Batman’da son olarak HDP’nin yaptığı miting bizlere birçok konuda mesajlar vermekteydi. Tabi bu mesajı almak isteyenler için.
Öncelikle böyle hassas bir dönemde, kitleleri bir araya getirerek, meydanlara toplamak ne kadar mantıklı ve akılcı olur? Bunu organize komitesine sormak lazım.
Canlı bombaların her tarafta serseri mayınlar gibi dolaştığı bu günlerde herkesin toplu yerlerden kaçındığı bir zamanda kitlesel eylemler yapmak ne kadar mantıklı!
Bir de bölgemizde açık ve sıcak bir savaş ortamı yaşanırken her gün halk ve güvenlik güçlerinden, cenazelerin ailelerine gönderildiği bir bölgede, hem sinirler gergin, hem yaralar sıcak, hem de öfke doruk noktasında.
Halk ile güvenlik güçlerini karşı karşıya getirip de mitingi olaysız sonlandırmak gerçekten çok zor bir iş. Nitekim mitingin sonunda yine beklenen oldu; taşlar ve göz yaşartıcı bombalar ortalığı toz dumanla kapladı, kaçışmalar, bağrışmalar ve istenmeyen tablolar…
Miting bahar havası denilecek bir havada, ancak alan o kadar uyumlu ve elverişli değildi. Refüjler ve kaldırıma toplanmış kitle çok tedirgin ve bir o kadar şaşkındı.
Eski mitinglerden eser yoktu. Halk şaşkın ve tedirgin, bir o kadar öfkeli ve heyecansız bir şekilde, kimisi banklarda, kimisi çimlerde oturarak, sıcak güneşin keyfini çıkarıyordu.
Herkes tanıdık bir sima arıyordu. Çünkü gelenlerin yüzde doksanı organizeli ve örgütlü gelmemişti. Kitle merak ve dikkat çekmek için o alanda bulunuyordu.
Slogan atan ve coşku oluşturan birkaç genç topluluğun dışında, ses pek çıkmıyordu. Ses cihazı bile eski günlerdeki gibi gür ve tiz sesini çıkaramıyordu.

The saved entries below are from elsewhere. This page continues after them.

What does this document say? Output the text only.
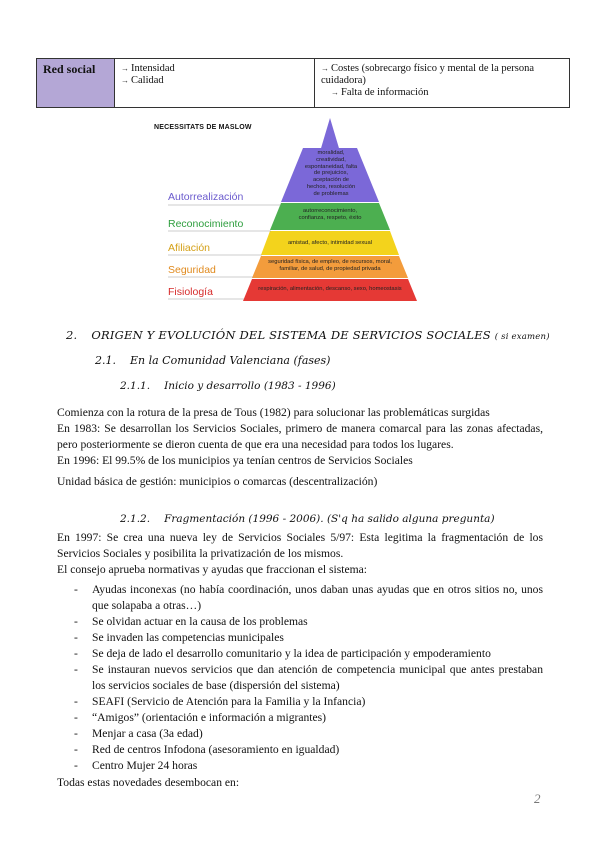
Red social	→ Intensidad
→ Calidad
→ Costes (sobrecargo físico y mental de la persona cuidadora)
→ Falta de información
NECESSITATS DE MASLOW
Autorrealización
Reconocimiento
Afiliación
Seguridad
Fisiología
moralidad, creatividad, espontaneidad, falta de prejuicios, aceptación de hechos, resolución de problemas
autorreconocimiento, confianza, respeto, éxito
amistad, afecto, intimidad sexual
seguridad física, de empleo, de recursos, moral, familiar, de salud, de propiedad privada
respiración, alimentación, descanso, sexo, homeostasis
2. ORIGEN Y EVOLUCIÓN DEL SISTEMA DE SERVICIOS SOCIALES ( si examen)
2.1. En la Comunidad Valenciana (fases)
2.1.1. Inicio y desarrollo (1983 - 1996)
Comienza con la rotura de la presa de Tous (1982) para solucionar las problemáticas surgidas
En 1983: Se desarrollan los Servicios Sociales, primero de manera comarcal para las zonas afectadas, pero posteriormente se dieron cuenta de que era una necesidad para todos los lugares.
En 1996: El 99.5% de los municipios ya tenían centros de Servicios Sociales
Unidad básica de gestión: municipios o comarcas (descentralización)
2.1.2. Fragmentación (1996 - 2006). (S'q ha salido alguna pregunta)
En 1997: Se crea una nueva ley de Servicios Sociales 5/97: Esta legitima la fragmentación de los Servicios Sociales y posibilita la privatización de los mismos.
El consejo aprueba normativas y ayudas que fraccionan el sistema:
- Ayudas inconexas (no había coordinación, unos daban unas ayudas que en otros sitios no, unos que solapaba a otras…)
- Se olvidan actuar en la causa de los problemas
- Se invaden las competencias municipales
- Se deja de lado el desarrollo comunitario y la idea de participación y empoderamiento
- Se instauran nuevos servicios que dan atención de competencia municipal que antes prestaban los servicios sociales de base (dispersión del sistema)
- SEAFI (Servicio de Atención para la Familia y la Infancia)
- “Amigos” (orientación e información a migrantes)
- Menjar a casa (3a edad)
- Red de centros Infodona (asesoramiento en igualdad)
- Centro Mujer 24 horas
Todas estas novedades desembocan en:
2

Belli ki her şey eskisi gibi olmuyordu ve olmayacaktı. Çünkü güvenlik güçleri tüm araç ve gereçleri, silah ve mühimmatları ile birlikte full time orada çok önceden tüm tedbirleri almıştı.
Herkes meraktan orada HDP Eş Genel Başkanını beklerken Sayın Demirtaş’ın alana gelmesi yaklaşık bir saat gecikme ile olunca, kitle yorgunluk ve rahatsızlıktan nerdeyse dağılmak üzereydi…
Artık eski tahammül ve eski sabır da kalmamıştı, HDP’nin kitlesinde. Benim gözlemlediğim bu tablo artık bölgemizde demokrasi ve özgürlüklerin askıya alındığının açık göstergesiydi.
Her zaman, her yerde, istediğin gibi eylem yaparak, istediğin sloganı atmana bu sistem izin vermeyecek, yani bir süre demokrasi askıya alınmış vaziyette.
Bu durumun düzelmesi ve eski günlere dönülmesi pek yakın görünmüyor, çünkü iki tarafta kılıçları çekmiş ve kimsenin barış, demokrasi, özgürlükler konusunda samimi davrandığına inanmıyorum.
Savaş ve barış bir arada yürümez ve beraber olmaz… Savaşın olduğu yerden barış kaçar, barışın olduğu yerden de savaş kaçar…
Bu yüzden iki tarafın da halkı kandırmasına gerek yok. Yüksek düzeyde ve acımasız bir savaşın yaşandığı bölgemizde, barış adına mitinglerin yapılması ve barışçıl gösterilerin yapılması tam bir lüks olur, bu lükse maalesef halkımız alışmamış. Önce silahları gömelim, bombaları susturalım, düşmanlığı ortadan kaldıralım, sonra mitinglerimizi yapalım.
Aksi halde barış için halkın katılımı, coşku ve heyecanını yakalamak, çok zor olur.